Istanbul Mayor Ekrem Imamoglu – a popular figure in the secular center-left Republican People’s Party (RPP) who could be a unifying opposition presidential candidate – has just been sentenced to more than two years in prison and banned from holding public office for ” insulting public officials”. For now, the decision is on hold pending an appeal, but Erdogan may try to speed up the court process so that his rival is barred from running.
In addition, more than 100 politicians from the main pro-Kurdish People’s Democratic Party (HDP) remain on trial for alleged terrorist offences, which could lead to the movement being outlawed. The HDP is not part of the six-party opposition alliance that forms a common election platform, ranging from the social democratic left to the liberal center-right party. However, she could become the leader if – as polls indicate – neither the AKP nor the opposition get a majority in parliament.
Erdogan, a former mayor of Istanbul, was himself subject to similar judicial harassment before the AKP triumphed in 2002. Sentenced to a year in prison for reading an allegedly Islamist poem, he could not run for office and had to wait before became prime minister.
However, it remains to be seen how far this great agitator is willing to go this time in terms of
actual military action,
to play the nationalist card in his re-election fight.
In 20 years, Erdogan went from a policy of “zero problems with neighbors” to open or covert conflicts with Syria, Greece, Israel, Egypt, Saudi Arabia and Armenia.

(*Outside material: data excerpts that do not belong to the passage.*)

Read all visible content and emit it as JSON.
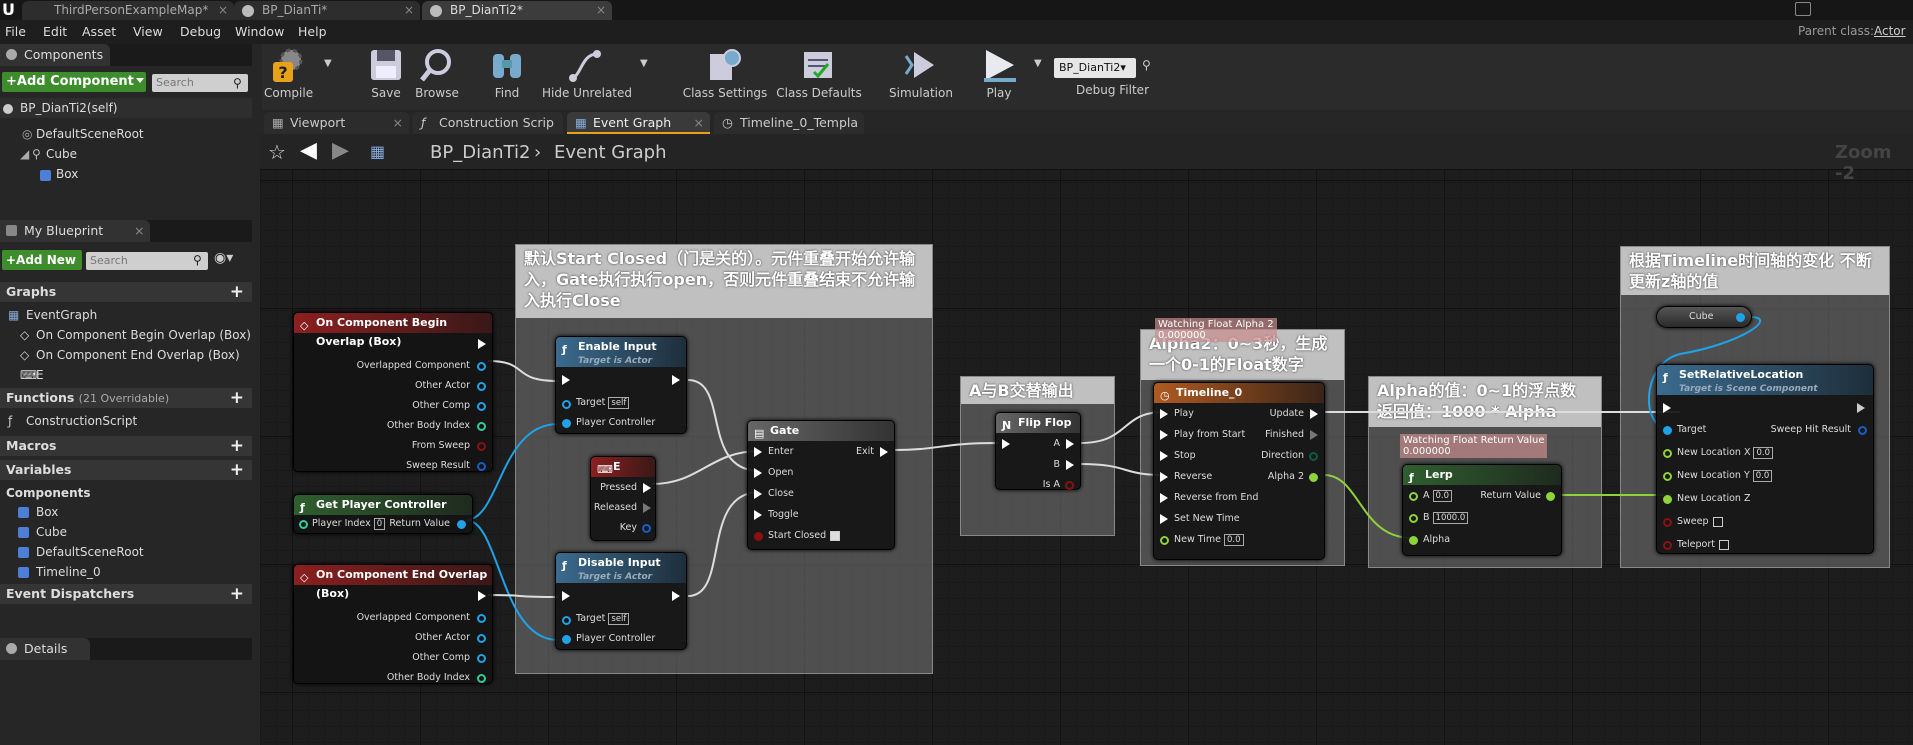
{
  "title_tabs": [
    "ThirdPersonExampleMap*",
    "BP_DianTi*",
    "BP_DianTi2*"
  ],
  "parent_class": {
    "label": "Parent class:",
    "value": "Actor"
  },
  "menu": [
    "File",
    "Edit",
    "Asset",
    "View",
    "Debug",
    "Window",
    "Help"
  ],
  "components_panel": {
    "title": "Components",
    "add_button": "+Add Component",
    "search_placeholder": "Search",
    "self_item": "BP_DianTi2(self)",
    "tree": [
      "DefaultSceneRoot",
      "Cube",
      "Box"
    ]
  },
  "my_blueprint": {
    "title": "My Blueprint",
    "add_button": "+Add New",
    "search_placeholder": "Search",
    "graphs_label": "Graphs",
    "event_graph": "EventGraph",
    "events": [
      "On Component Begin Overlap (Box)",
      "On Component End Overlap (Box)",
      "E"
    ],
    "functions_label": "Functions",
    "functions_count": "(21 Overridable)",
    "construction_script": "ConstructionScript",
    "macros_label": "Macros",
    "variables_label": "Variables",
    "components_label": "Components",
    "component_vars": [
      "Box",
      "Cube",
      "DefaultSceneRoot",
      "Timeline_0"
    ],
    "dispatchers_label": "Event Dispatchers"
  },
  "details_panel": {
    "title": "Details"
  },
  "toolbar": {
    "compile": "Compile",
    "save": "Save",
    "browse": "Browse",
    "find": "Find",
    "hide_unrelated": "Hide Unrelated",
    "class_settings": "Class Settings",
    "class_defaults": "Class Defaults",
    "simulation": "Simulation",
    "play": "Play",
    "debug_object": "BP_DianTi2▾",
    "debug_filter": "Debug Filter"
  },
  "editor_tabs": [
    "Viewport",
    "Construction Scrip",
    "Event Graph",
    "Timeline_0_Templa"
  ],
  "breadcrumb": {
    "blueprint": "BP_DianTi2",
    "graph": "Event Graph"
  },
  "zoom": "Zoom -2",
  "comments": {
    "gate": "默认Start Closed（门是关的）。元件重叠开始允许输入，Gate执行执行open，否则元件重叠结束不允许输入执行Close",
    "flipflop": "A与B交替输出",
    "timeline": "Alpha2：0~3秒，生成一个0-1的Float数字",
    "lerp": "Alpha的值：0~1的浮点数 返回值：1000 * Alpha",
    "location": "根据Timeline时间轴的变化 不断更新z轴的值"
  },
  "nodes": {
    "begin_overlap": {
      "title": "On Component Begin Overlap (Box)",
      "pins": [
        "Overlapped Component",
        "Other Actor",
        "Other Comp",
        "Other Body Index",
        "From Sweep",
        "Sweep Result"
      ]
    },
    "get_player_controller": {
      "title": "Get Player Controller",
      "player_index_label": "Player Index",
      "player_index": "0",
      "return_value": "Return Value"
    },
    "end_overlap": {
      "title": "On Component End Overlap (Box)",
      "pins": [
        "Overlapped Component",
        "Other Actor",
        "Other Comp",
        "Other Body Index"
      ]
    },
    "enable_input": {
      "title": "Enable Input",
      "subtitle": "Target is Actor",
      "target": "Target",
      "self": "self",
      "player_controller": "Player Controller"
    },
    "disable_input": {
      "title": "Disable Input",
      "subtitle": "Target is Actor",
      "target": "Target",
      "self": "self",
      "player_controller": "Player Controller"
    },
    "key_e": {
      "title": "E",
      "pins": [
        "Pressed",
        "Released",
        "Key"
      ]
    },
    "gate": {
      "title": "Gate",
      "inputs": [
        "Enter",
        "Open",
        "Close",
        "Toggle",
        "Start Closed"
      ],
      "exit": "Exit"
    },
    "flipflop": {
      "title": "Flip Flop",
      "a": "A",
      "b": "B",
      "is_a": "Is A"
    },
    "timeline": {
      "title": "Timeline_0",
      "watch": "Watching Float Alpha 2",
      "watch_value": "0.000000",
      "inputs": [
        "Play",
        "Play from Start",
        "Stop",
        "Reverse",
        "Reverse from End",
        "Set New Time",
        "New Time"
      ],
      "new_time": "0.0",
      "outputs": [
        "Update",
        "Finished",
        "Direction",
        "Alpha 2"
      ]
    },
    "lerp": {
      "title": "Lerp",
      "watch": "Watching Float Return Value",
      "watch_value": "0.000000",
      "a": "A",
      "a_val": "0.0",
      "b": "B",
      "b_val": "1000.0",
      "alpha": "Alpha",
      "return_value": "Return Value"
    },
    "cube": {
      "title": "Cube"
    },
    "set_location": {
      "title": "SetRelativeLocation",
      "subtitle": "Target is Scene Component",
      "target": "Target",
      "sweep_hit": "Sweep Hit Result",
      "x_label": "New Location X",
      "x": "0.0",
      "y_label": "New Location Y",
      "y": "0.0",
      "z_label": "New Location Z",
      "sweep": "Sweep",
      "teleport": "Teleport"
    }
  }
}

In recent months, however, he has begun rapprochement with several of those adversaries — in part because the failure of the Turkish-backed Arab Spring uprisings has forced him to adjust his foreign policy, but also because he desperately needs Arab and Western capital to prop up the economy. , exhausted by his reckless policy of keeping interest rates low.
Although public opinion in Turkey is strongly nationalist, a ground force entry into Syria that would provoke a US or Russian backlash and force Ankara to back down could turn against him – as could the heavy-handed use of the judiciary to remove the opposition. On the other hand, a limited cross-border operation with few Turkish casualties could actually be acceptable to voters, in the same way that regular Israeli strikes in Gaza in response to rocket attacks by the Palestinian movement Hamas are perceived as police operations, not like wars.

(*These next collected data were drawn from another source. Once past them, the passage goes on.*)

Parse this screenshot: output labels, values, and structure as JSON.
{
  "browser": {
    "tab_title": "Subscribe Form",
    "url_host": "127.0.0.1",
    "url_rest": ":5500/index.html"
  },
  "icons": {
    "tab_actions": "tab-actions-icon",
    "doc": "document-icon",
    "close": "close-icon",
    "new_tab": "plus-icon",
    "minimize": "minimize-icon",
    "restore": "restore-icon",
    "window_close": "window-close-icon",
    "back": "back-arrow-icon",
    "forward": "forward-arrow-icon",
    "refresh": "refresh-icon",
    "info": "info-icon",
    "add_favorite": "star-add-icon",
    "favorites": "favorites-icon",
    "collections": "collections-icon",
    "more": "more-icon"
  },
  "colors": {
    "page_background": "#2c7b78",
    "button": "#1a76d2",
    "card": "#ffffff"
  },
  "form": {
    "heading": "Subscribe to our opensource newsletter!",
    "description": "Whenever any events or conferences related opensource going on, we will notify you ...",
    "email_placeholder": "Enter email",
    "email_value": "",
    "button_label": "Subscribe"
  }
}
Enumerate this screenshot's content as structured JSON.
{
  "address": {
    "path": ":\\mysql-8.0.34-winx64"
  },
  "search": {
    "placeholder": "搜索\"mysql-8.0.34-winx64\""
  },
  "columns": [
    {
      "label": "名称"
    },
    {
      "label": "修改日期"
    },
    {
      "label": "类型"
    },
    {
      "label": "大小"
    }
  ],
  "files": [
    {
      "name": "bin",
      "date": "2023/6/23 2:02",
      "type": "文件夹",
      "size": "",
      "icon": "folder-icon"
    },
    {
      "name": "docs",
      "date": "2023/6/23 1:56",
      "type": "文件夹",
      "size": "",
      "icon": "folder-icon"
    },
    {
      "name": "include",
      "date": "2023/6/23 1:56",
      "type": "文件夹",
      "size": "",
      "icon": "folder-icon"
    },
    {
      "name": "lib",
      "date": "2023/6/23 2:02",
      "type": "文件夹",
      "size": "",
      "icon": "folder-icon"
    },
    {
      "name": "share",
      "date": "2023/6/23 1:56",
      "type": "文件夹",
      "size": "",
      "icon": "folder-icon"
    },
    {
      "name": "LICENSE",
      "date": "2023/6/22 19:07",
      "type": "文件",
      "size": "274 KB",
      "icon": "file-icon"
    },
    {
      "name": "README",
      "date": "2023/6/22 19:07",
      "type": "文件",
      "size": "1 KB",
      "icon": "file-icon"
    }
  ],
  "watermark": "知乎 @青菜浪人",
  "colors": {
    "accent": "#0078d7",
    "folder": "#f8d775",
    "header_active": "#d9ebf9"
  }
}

So the coming months will be filled with military gestures, not least to mark the 100th anniversary of the founding of a modern secular republic by Mustafa Kemal Atatürk on the ashes of the Ottoman Empire.

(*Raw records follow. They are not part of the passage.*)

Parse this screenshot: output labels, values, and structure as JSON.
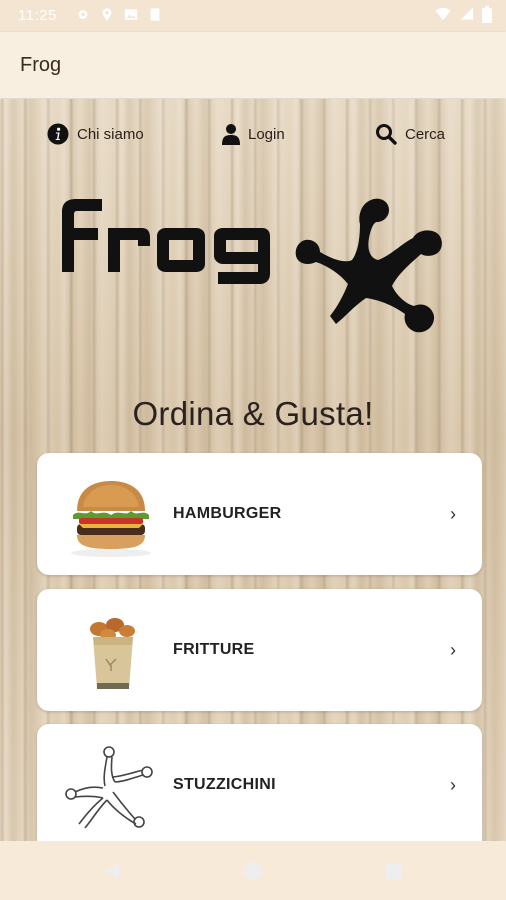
{
  "status_bar": {
    "time": "11:25",
    "icons": [
      "settings-icon",
      "location-icon",
      "image-icon",
      "sd-card-icon",
      "wifi-icon",
      "signal-icon",
      "battery-icon"
    ]
  },
  "app_bar": {
    "title": "Frog"
  },
  "nav": {
    "info_label": "Chi siamo",
    "login_label": "Login",
    "search_label": "Cerca"
  },
  "tagline": "Ordina & Gusta!",
  "categories": [
    {
      "label": "HAMBURGER",
      "icon": "burger-icon"
    },
    {
      "label": "FRITTURE",
      "icon": "fries-icon"
    },
    {
      "label": "STUZZICHINI",
      "icon": "frog-foot-icon"
    }
  ],
  "chevron": "›",
  "colors": {
    "app_bar": "#f9efe0",
    "text_dark": "#3b2a22",
    "card": "#ffffff",
    "logo": "#111111"
  }
}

Erdogan will want to show Turkey’s restored influence in a multipolar world where middle powers can exert greater influence as
The US and Russia are less and less willing
or they can act as global policemen. But after the interventions in Libya and in support of Azerbaijan against Armenia, he may stop at a ground attack in Syria if the major powers continue to warn him.
Unfortunately, the European Union is likely to be a bystander rather than a force for moderation or change. The bloc is Turkey’s biggest trading partner but has lost influence in Ankara as the country’s long-running EU accession process stalls and Brussels regularly has to buy off Turkey with aid to keep nearly 4 million Syrian refugees on its territory instead of letting them flow into Greece.
The West will undoubtedly be relieved to see Erdogan’s back. But governments are playing it safe, keeping open lines of communication with the Bosphorus strongman and offering depressingly little public aid to the opposition, even as they quietly pray for a more moderate, pro-Western Turkey in June.